Case study on taking loan against PPF account
Let us consider a scenario wherein Mr. A opened a PPF account in January 2010:
- Financial year 1: April 2009 – March 2010 (Account opened within this timeframe – in January 2010)
- Financial year 2: April 2010 – March 2011
- Financial year 3: April 2011 – March 2012 (Can take a loan starting in this year)
- Financial year 4: April 2012 – March 2013
- Financial year 5: April 2013 – March 2014
- Financial year 6: April 2014 – March 2015 (Can take a loan only up to this year, as next year will qualify for partial withdrawals)
- Financial year 7: April 2015 – April 2016 (Mr. A can begin withdrawing from his/her PPF account from this date)
Key features of a loan against PPF account
The significant features of taking a loan against your PPF account are as follows:
- All subscribers of PPF are eligible for these loans.

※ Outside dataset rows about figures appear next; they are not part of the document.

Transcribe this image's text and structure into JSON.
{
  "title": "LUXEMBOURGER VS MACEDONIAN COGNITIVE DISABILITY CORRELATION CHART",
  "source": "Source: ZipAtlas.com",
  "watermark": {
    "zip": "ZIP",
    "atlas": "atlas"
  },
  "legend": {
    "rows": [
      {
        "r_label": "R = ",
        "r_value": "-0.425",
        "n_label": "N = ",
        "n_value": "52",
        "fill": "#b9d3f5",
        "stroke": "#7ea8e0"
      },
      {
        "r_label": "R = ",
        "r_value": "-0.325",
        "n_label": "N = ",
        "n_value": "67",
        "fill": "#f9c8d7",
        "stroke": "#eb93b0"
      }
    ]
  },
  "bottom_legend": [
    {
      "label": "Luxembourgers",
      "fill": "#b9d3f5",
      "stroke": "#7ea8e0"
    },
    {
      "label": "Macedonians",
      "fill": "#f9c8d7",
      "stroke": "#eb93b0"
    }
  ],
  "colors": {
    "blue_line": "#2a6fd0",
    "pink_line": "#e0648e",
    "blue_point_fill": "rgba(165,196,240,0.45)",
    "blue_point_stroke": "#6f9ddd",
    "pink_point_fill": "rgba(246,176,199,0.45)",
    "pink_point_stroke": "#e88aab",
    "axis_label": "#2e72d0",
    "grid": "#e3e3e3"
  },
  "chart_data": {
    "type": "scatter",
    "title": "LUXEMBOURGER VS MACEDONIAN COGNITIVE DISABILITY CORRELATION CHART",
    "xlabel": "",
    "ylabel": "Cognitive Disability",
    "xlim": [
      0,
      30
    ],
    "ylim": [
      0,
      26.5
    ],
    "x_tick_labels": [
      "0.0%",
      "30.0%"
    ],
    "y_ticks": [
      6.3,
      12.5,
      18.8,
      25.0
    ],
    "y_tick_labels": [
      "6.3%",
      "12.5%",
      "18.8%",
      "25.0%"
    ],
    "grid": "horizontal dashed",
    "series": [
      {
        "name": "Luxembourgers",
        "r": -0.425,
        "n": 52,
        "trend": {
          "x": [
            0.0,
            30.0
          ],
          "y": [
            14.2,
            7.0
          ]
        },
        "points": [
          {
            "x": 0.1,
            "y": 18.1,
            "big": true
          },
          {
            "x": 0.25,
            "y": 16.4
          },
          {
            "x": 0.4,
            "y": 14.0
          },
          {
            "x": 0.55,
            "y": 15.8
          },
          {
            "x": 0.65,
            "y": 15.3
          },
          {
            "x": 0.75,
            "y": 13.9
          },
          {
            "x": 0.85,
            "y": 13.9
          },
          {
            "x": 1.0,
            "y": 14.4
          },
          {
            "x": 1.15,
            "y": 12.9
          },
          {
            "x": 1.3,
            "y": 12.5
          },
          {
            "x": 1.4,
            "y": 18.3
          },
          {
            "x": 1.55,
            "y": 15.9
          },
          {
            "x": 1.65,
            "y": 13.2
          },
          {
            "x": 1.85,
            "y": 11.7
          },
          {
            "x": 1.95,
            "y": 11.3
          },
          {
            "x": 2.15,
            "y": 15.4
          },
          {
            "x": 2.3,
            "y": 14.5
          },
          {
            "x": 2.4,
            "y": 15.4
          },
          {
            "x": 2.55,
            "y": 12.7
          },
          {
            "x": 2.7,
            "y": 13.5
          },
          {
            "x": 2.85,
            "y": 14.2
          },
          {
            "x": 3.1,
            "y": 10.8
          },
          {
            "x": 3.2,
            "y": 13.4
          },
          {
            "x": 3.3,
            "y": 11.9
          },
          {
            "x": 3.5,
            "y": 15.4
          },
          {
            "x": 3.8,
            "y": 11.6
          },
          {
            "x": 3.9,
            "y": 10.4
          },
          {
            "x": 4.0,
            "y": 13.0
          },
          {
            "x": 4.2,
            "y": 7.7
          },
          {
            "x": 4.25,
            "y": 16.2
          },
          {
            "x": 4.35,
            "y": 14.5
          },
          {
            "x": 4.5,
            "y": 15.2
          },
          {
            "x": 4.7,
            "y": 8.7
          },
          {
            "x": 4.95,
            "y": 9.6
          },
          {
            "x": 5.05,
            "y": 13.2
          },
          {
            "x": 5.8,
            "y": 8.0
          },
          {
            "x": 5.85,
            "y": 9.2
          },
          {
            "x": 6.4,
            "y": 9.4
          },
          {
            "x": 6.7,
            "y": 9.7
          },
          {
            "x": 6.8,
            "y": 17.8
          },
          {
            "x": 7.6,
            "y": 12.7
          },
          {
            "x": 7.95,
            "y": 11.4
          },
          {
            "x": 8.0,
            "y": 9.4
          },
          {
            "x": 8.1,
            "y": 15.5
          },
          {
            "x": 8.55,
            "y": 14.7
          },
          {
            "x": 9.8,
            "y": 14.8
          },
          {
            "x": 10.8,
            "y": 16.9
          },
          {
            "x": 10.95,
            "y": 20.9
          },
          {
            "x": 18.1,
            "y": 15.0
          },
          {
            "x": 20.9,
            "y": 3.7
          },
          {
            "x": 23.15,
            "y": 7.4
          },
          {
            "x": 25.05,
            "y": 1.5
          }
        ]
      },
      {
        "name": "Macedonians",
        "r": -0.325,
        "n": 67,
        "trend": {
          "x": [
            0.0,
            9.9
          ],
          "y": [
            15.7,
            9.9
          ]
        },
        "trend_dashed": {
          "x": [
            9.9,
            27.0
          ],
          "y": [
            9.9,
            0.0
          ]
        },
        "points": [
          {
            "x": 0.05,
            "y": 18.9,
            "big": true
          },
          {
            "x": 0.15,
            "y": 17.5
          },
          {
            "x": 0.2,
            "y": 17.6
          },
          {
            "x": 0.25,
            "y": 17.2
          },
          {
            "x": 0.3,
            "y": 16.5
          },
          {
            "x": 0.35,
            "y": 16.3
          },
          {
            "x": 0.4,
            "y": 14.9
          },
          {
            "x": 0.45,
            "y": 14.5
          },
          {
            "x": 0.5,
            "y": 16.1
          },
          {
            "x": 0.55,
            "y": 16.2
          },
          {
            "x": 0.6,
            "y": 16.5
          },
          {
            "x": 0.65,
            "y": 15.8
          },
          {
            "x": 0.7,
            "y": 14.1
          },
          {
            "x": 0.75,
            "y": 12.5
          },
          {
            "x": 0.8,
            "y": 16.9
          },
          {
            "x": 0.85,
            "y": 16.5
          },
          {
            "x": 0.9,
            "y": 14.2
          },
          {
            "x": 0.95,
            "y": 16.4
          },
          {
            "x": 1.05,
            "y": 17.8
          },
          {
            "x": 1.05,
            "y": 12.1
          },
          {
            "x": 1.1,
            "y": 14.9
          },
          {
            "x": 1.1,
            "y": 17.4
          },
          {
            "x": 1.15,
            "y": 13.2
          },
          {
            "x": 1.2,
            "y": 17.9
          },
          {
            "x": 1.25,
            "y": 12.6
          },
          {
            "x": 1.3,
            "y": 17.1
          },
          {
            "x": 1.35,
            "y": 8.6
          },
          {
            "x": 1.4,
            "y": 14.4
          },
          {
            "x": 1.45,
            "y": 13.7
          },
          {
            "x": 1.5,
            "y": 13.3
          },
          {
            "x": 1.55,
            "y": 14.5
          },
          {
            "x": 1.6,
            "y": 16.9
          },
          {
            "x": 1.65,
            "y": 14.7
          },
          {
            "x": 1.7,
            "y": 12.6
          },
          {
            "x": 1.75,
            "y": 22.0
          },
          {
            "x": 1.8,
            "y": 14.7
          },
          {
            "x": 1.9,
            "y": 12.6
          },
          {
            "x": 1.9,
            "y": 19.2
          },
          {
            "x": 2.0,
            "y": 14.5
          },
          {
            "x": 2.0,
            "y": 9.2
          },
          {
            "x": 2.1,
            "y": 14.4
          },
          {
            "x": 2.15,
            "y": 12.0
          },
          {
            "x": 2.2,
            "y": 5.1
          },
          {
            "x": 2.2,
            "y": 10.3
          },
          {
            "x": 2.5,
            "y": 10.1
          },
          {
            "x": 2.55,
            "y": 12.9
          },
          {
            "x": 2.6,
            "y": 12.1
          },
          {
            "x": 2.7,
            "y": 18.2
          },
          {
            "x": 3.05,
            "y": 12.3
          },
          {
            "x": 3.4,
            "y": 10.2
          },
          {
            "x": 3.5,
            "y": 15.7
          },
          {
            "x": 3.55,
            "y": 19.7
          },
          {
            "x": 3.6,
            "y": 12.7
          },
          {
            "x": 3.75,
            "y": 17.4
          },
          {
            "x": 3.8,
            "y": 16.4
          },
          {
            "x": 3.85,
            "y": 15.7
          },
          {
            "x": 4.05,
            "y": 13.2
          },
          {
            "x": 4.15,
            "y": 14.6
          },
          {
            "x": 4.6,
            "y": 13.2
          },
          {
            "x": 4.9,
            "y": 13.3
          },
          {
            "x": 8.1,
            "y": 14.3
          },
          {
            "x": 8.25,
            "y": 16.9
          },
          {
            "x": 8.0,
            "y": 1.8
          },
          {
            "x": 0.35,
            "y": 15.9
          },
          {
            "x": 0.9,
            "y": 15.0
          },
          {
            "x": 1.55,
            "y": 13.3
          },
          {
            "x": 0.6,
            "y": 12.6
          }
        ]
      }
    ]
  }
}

- Account holders can avail this loan facility between the third and sixth financial year of opening the PPF account. So, for example, if an account was opened by an individual during the financial year 2016-17, then a loan can be availed from 1 April 2018, which is the beginning of the financial year 2018-19. The loan can be taken till the end of the financial year 2021-2022.

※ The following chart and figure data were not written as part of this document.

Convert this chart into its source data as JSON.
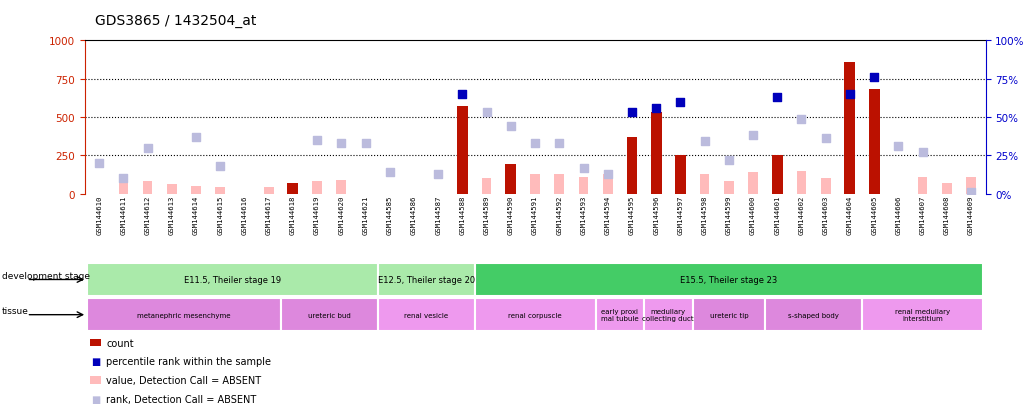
{
  "title": "GDS3865 / 1432504_at",
  "samples": [
    "GSM144610",
    "GSM144611",
    "GSM144612",
    "GSM144613",
    "GSM144614",
    "GSM144615",
    "GSM144616",
    "GSM144617",
    "GSM144618",
    "GSM144619",
    "GSM144620",
    "GSM144621",
    "GSM144585",
    "GSM144586",
    "GSM144587",
    "GSM144588",
    "GSM144589",
    "GSM144590",
    "GSM144591",
    "GSM144592",
    "GSM144593",
    "GSM144594",
    "GSM144595",
    "GSM144596",
    "GSM144597",
    "GSM144598",
    "GSM144599",
    "GSM144600",
    "GSM144601",
    "GSM144602",
    "GSM144603",
    "GSM144604",
    "GSM144605",
    "GSM144606",
    "GSM144607",
    "GSM144608",
    "GSM144609"
  ],
  "count_present": [
    0,
    0,
    0,
    0,
    0,
    0,
    0,
    0,
    70,
    0,
    0,
    0,
    0,
    0,
    0,
    570,
    0,
    190,
    0,
    0,
    0,
    0,
    370,
    530,
    250,
    0,
    0,
    0,
    250,
    0,
    0,
    860,
    680,
    0,
    0,
    0,
    0
  ],
  "value_absent": [
    0,
    90,
    80,
    60,
    50,
    40,
    0,
    40,
    0,
    80,
    90,
    0,
    0,
    0,
    0,
    0,
    100,
    140,
    130,
    130,
    110,
    130,
    0,
    0,
    0,
    130,
    80,
    140,
    0,
    150,
    100,
    0,
    100,
    0,
    110,
    70,
    110
  ],
  "rank_present": [
    0,
    0,
    0,
    0,
    0,
    0,
    0,
    0,
    0,
    0,
    0,
    0,
    0,
    0,
    0,
    650,
    0,
    0,
    0,
    0,
    0,
    0,
    530,
    560,
    600,
    0,
    0,
    0,
    630,
    0,
    0,
    650,
    760,
    0,
    0,
    0,
    0
  ],
  "rank_absent": [
    200,
    100,
    300,
    0,
    370,
    180,
    0,
    0,
    0,
    350,
    330,
    330,
    140,
    0,
    130,
    0,
    530,
    440,
    330,
    330,
    170,
    130,
    0,
    0,
    0,
    340,
    220,
    380,
    0,
    490,
    360,
    0,
    0,
    310,
    270,
    0,
    10
  ],
  "left_color": "#cc2200",
  "right_color": "#0000cc",
  "bar_present_color": "#bb1100",
  "bar_absent_color": "#ffbbbb",
  "sq_present_color": "#0000bb",
  "sq_absent_color": "#bbbbdd",
  "hline_color": "#000000",
  "hline_vals": [
    250,
    500,
    750
  ],
  "yticks_left": [
    0,
    250,
    500,
    750,
    1000
  ],
  "yticks_right": [
    0,
    25,
    50,
    75,
    100
  ],
  "dev_stages": [
    {
      "label": "E11.5, Theiler stage 19",
      "start": 0,
      "end": 11,
      "color": "#aaeaaa"
    },
    {
      "label": "E12.5, Theiler stage 20",
      "start": 12,
      "end": 15,
      "color": "#aaeaaa"
    },
    {
      "label": "E15.5, Theiler stage 23",
      "start": 16,
      "end": 36,
      "color": "#44cc66"
    }
  ],
  "tissues": [
    {
      "label": "metanephric mesenchyme",
      "start": 0,
      "end": 7,
      "color": "#dd88dd"
    },
    {
      "label": "ureteric bud",
      "start": 8,
      "end": 11,
      "color": "#dd88dd"
    },
    {
      "label": "renal vesicle",
      "start": 12,
      "end": 15,
      "color": "#ee99ee"
    },
    {
      "label": "renal corpuscle",
      "start": 16,
      "end": 20,
      "color": "#ee99ee"
    },
    {
      "label": "early proxi\nmal tubule",
      "start": 21,
      "end": 22,
      "color": "#ee99ee"
    },
    {
      "label": "medullary\ncollecting duct",
      "start": 23,
      "end": 24,
      "color": "#ee99ee"
    },
    {
      "label": "ureteric tip",
      "start": 25,
      "end": 27,
      "color": "#dd88dd"
    },
    {
      "label": "s-shaped body",
      "start": 28,
      "end": 31,
      "color": "#dd88dd"
    },
    {
      "label": "renal medullary\ninterstitium",
      "start": 32,
      "end": 36,
      "color": "#ee99ee"
    }
  ],
  "legend_items": [
    {
      "label": "count",
      "color": "#bb1100",
      "type": "rect"
    },
    {
      "label": "percentile rank within the sample",
      "color": "#0000bb",
      "type": "sq"
    },
    {
      "label": "value, Detection Call = ABSENT",
      "color": "#ffbbbb",
      "type": "rect"
    },
    {
      "label": "rank, Detection Call = ABSENT",
      "color": "#bbbbdd",
      "type": "sq"
    }
  ]
}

- Starting from the 7th financial year, the account can be partially withdrawn from.
- The loan amount is capped at 25% of the balance at the end of the second financial year preceding the year in which the loan was applied for. Considering the above example, if the account holder wishes to take a loan as soon as he/she is legally allowed to do so, his/her maximum loan capacity will be 25% of the balance as on March 2017.
- Interest is charged at 2% more than the interest earned on the balance in the PPF account. So when there is an update in the interest rate of the PPF account, the interest rate on the loan will also see a proportional change. But once the interest rate is set for a loan, this rate will be applicable till the end of the tenure.
- In case the loan against the PPF account is not paid off within 36 months, the applicable interest rate will be hiked to 6% more than the interest earned on the PPF balance (instead of the additional 2% interest rate charged normally).
- If the principal is repaid within the loan tenure, but there is a portion of the interest amount that remains to be paid, then the outstanding amount will be deducted from the PPF account balance of the individual.
- It is not possible to avail a second loan on the PPF account until the first one has been paid-off completely.
- The principal amount needs to be paid off first, followed by the interest accumulated. The interest amount should also be repaid in two monthly installments or lesser.